Teve ganas de fugir para outro espaço diferente, fato esse que não conseguiu
realizar de forma alguma, pois se encontrava preso dentro de uma cadeia de
átomos e luzes multicores quase cegantes.
Então, para concatenar com mais realidade
as ideias buscou pensar, e seus olhos trouxeram visões de homens em cadeias
sucessivas de átomos. Mulheres e plantas se enrodilhando ao seu redor como
fantasmas. Buscou ouvir e o sentido da
audição se envolveu numa mística de deuses e demônios numa dança alegórica,
secundados por divindades mais simples: gnomos e duendes num valhala
particular. Buscou fechar os olhos, buscou entupir os ouvidos e as coisas se
embaralharam numa torre de babel: vozes, gritos, cheiros e mais cheiros, corpos
se buscando e buscando-o, multidões de pequeninos seres tentando alcançar todos
os tendões imaginativos de sua alma.
Tentou descansar de tudo isso e os portões
dos espaços azuis de algum lugar desconhecido se abriram para os seus devaneios
e sentiu-se transportado a uma terra movediça cheirando a molhado de chuva.
Abriu os olhos. Desentupiu a audição. Descobriu o paladar e o tato e pôde
conseguir observar o que estava procurando desde o início da viagem.

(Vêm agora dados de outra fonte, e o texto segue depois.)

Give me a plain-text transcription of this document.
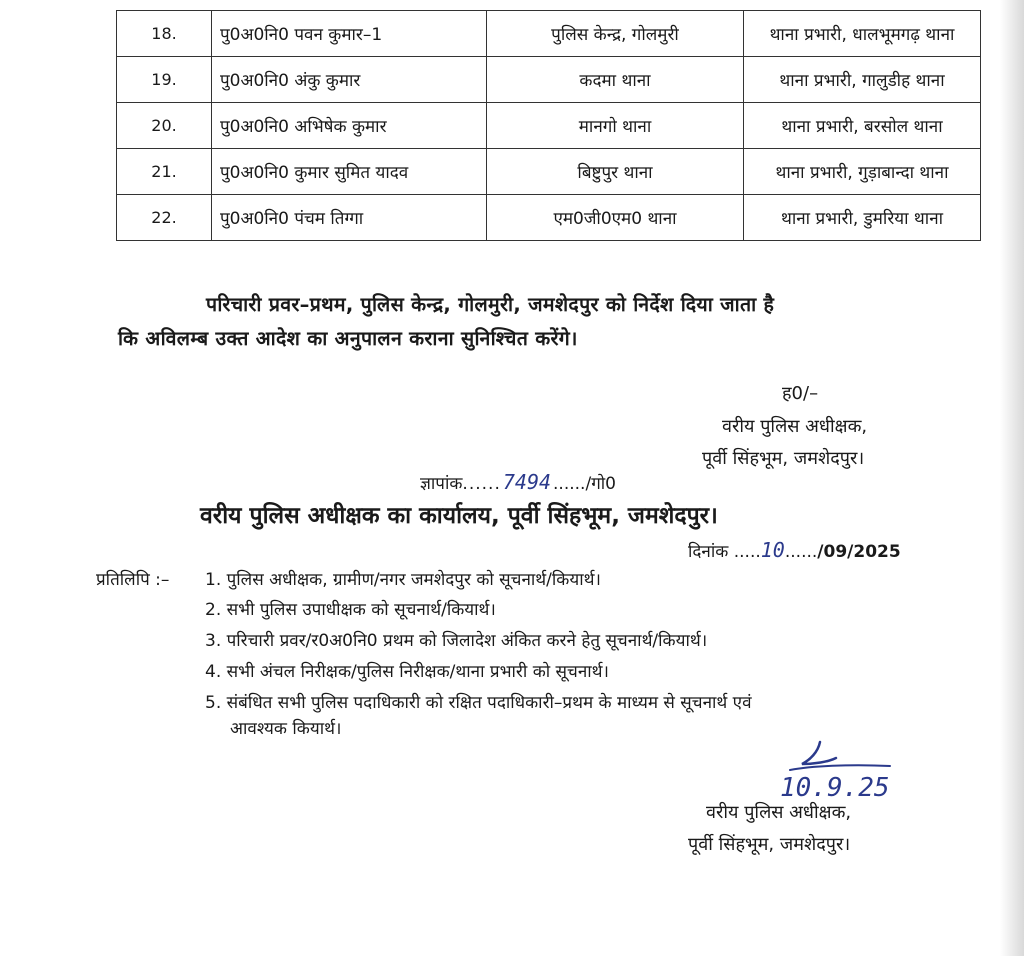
18.	पु0अ0नि0 पवन कुमार–1	पुलिस केन्द्र, गोलमुरी	थाना प्रभारी, धालभूमगढ़ थाना
19.	पु0अ0नि0 अंकु कुमार	कदमा थाना	थाना प्रभारी, गालुडीह थाना
20.	पु0अ0नि0 अभिषेक कुमार	मानगो थाना	थाना प्रभारी, बरसोल थाना
21.	पु0अ0नि0 कुमार सुमित यादव	बिष्टुपुर थाना	थाना प्रभारी, गुड़ाबान्दा थाना
22.	पु0अ0नि0 पंचम तिग्गा	एम0जी0एम0 थाना	थाना प्रभारी, डुमरिया थाना
परिचारी प्रवर–प्रथम, पुलिस केन्द्र, गोलमुरी, जमशेदपुर को निर्देश दिया जाता है
कि अविलम्ब उक्त आदेश का अनुपालन कराना सुनिश्चित करेंगे।
ह0/–
वरीय पुलिस अधीक्षक,
पूर्वी सिंहभूम, जमशेदपुर।
ज्ञापांक...... 7494 ....../गो0
वरीय पुलिस अधीक्षक का कार्यालय, पूर्वी सिंहभूम, जमशेदपुर।
दिनांक .....10....../09/2025
प्रतिलिपि :– 1. पुलिस अधीक्षक, ग्रामीण/नगर जमशेदपुर को सूचनार्थ/कियार्थ।
2. सभी पुलिस उपाधीक्षक को सूचनार्थ/कियार्थ।
3. परिचारी प्रवर/र0अ0नि0 प्रथम को जिलादेश अंकित करने हेतु सूचनार्थ/कियार्थ।
4. सभी अंचल निरीक्षक/पुलिस निरीक्षक/थाना प्रभारी को सूचनार्थ।
5. संबंधित सभी पुलिस पदाधिकारी को रक्षित पदाधिकारी–प्रथम के माध्यम से सूचनार्थ एवं
आवश्यक कियार्थ।
10.9.25
वरीय पुलिस अधीक्षक,
पूर्वी सिंहभूम, जमशेदपुर।
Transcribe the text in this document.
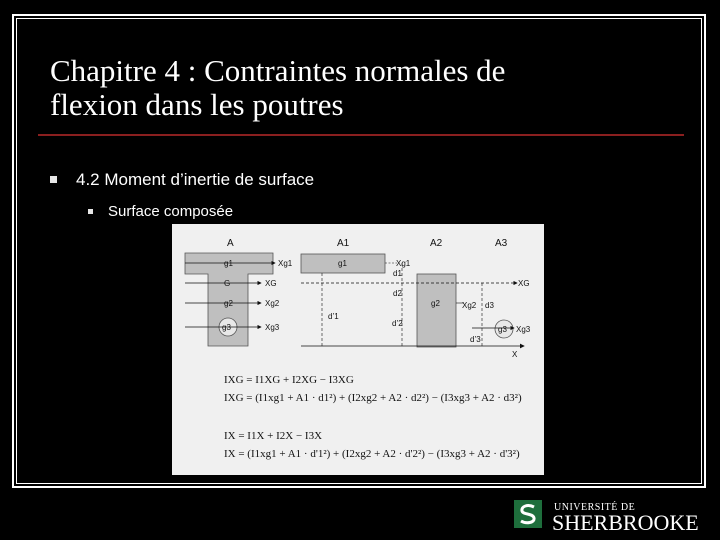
Chapitre 4 : Contraintes normales de
flexion dans les poutres
4.2 Moment d’inertie de surface
Surface composée
A
g1
G
g2
g3
Xg1
XG
Xg2
Xg3
A1
g1
A2
g2
A3
g3
Xg1
XG
Xg2
Xg3
X
d1
d2
d’1
d’2
d3
d’3
IXG = I1XG + I2XG − I3XG
IXG = (I1xg1 + A1 · d1²) + (I2xg2 + A2 · d2²) − (I3xg3 + A2 · d3²)
IX = I1X + I2X − I3X
IX = (I1xg1 + A1 · d'1²) + (I2xg2 + A2 · d'2²) − (I3xg3 + A2 · d'3²)
UNIVERSITÉ DE
SHERBROOKE
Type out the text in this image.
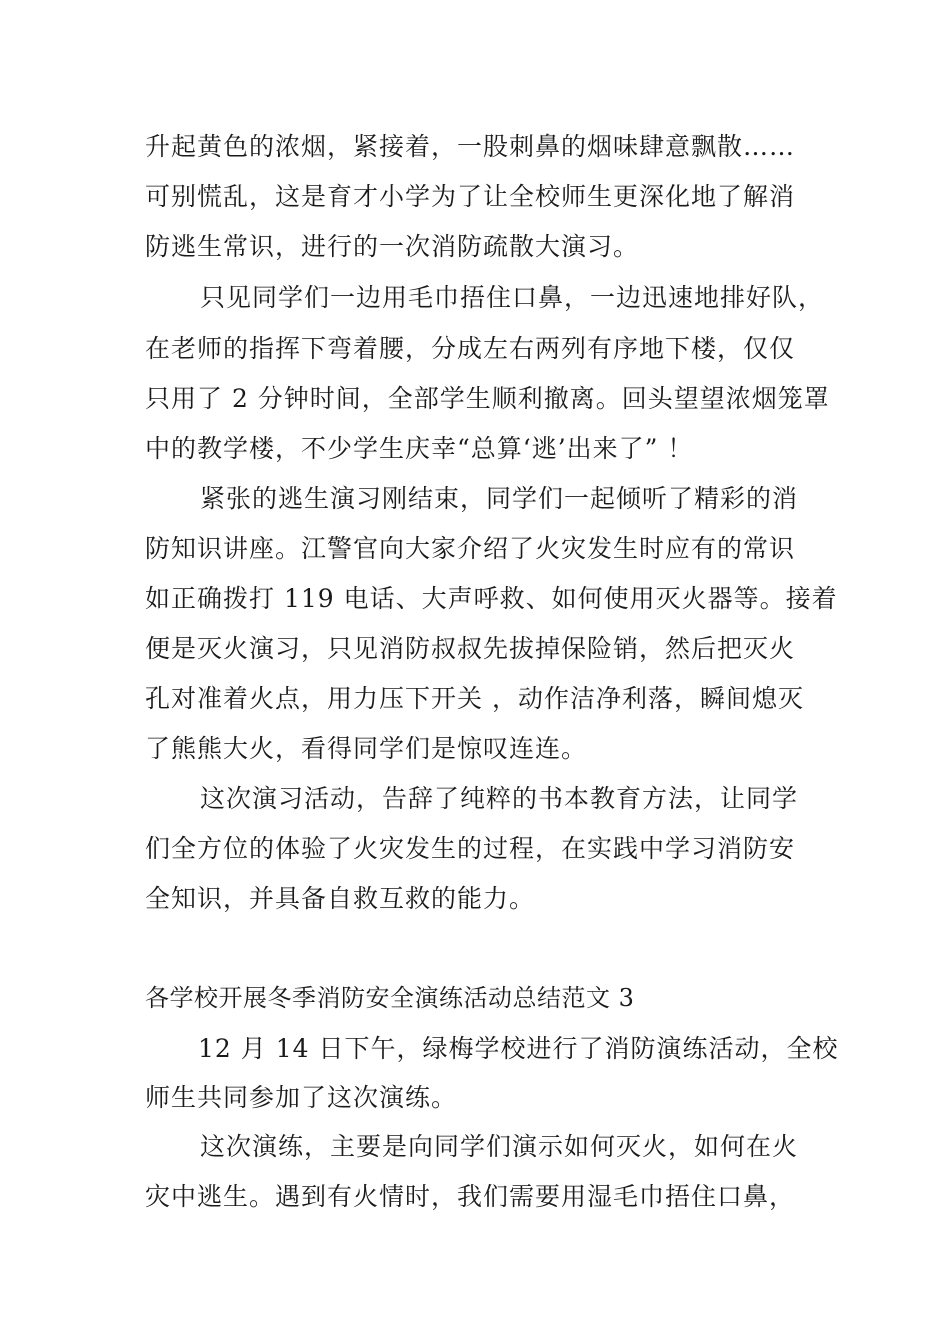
升起黄色的浓烟，紧接着，一股刺鼻的烟味肆意飘散……
可别慌乱，这是育才小学为了让全校师生更深化地了解消
防逃生常识，进行的一次消防疏散大演习。
只见同学们一边用毛巾捂住口鼻，一边迅速地排好队，
在老师的指挥下弯着腰，分成左右两列有序地下楼，仅仅
只用了 2 分钟时间，全部学生顺利撤离。回头望望浓烟笼罩
中的教学楼，不少学生庆幸“总算‘逃’出来了” ！
紧张的逃生演习刚结束，同学们一起倾听了精彩的消
防知识讲座。江警官向大家介绍了火灾发生时应有的常识
如正确拨打 119 电话、大声呼救、如何使用灭火器等。接着
便是灭火演习，只见消防叔叔先拔掉保险销，然后把灭火
孔对准着火点，用力压下开关 ，动作洁净利落，瞬间熄灭
了熊熊大火，看得同学们是惊叹连连。
这次演习活动，告辞了纯粹的书本教育方法，让同学
们全方位的体验了火灾发生的过程，在实践中学习消防安
全知识，并具备自救互救的能力。
各学校开展冬季消防安全演练活动总结范文 3
12 月 14 日下午，绿梅学校进行了消防演练活动，全校
师生共同参加了这次演练。
这次演练，主要是向同学们演示如何灭火，如何在火
灾中逃生。遇到有火情时，我们需要用湿毛巾捂住口鼻，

Realmente, a terra se movia aos seus pés de
forma contínua, indo e vindo, paralisando-se, para depois recomeçar a se mover.
Como se existisse vida querendo sair de debaixo das raízes das muitas plantas
exóticas pisadas pelos seus pés. Porém, não ficou com medo. Fascinado, olhava e
sentia os movimentos da terra. O acontecimento iria ser. E sabia que sobre o
fato futuro as coisas não sairiam nunca mais como ele desejasse.
Aos poucos, com o movimento de ir e de
voltar, foi-se abrindo aos seus pés uma cova profunda e ele sentiu, mais do que
viu, alguns braços saindo de dentro de uma caixa negra parecida com um sino.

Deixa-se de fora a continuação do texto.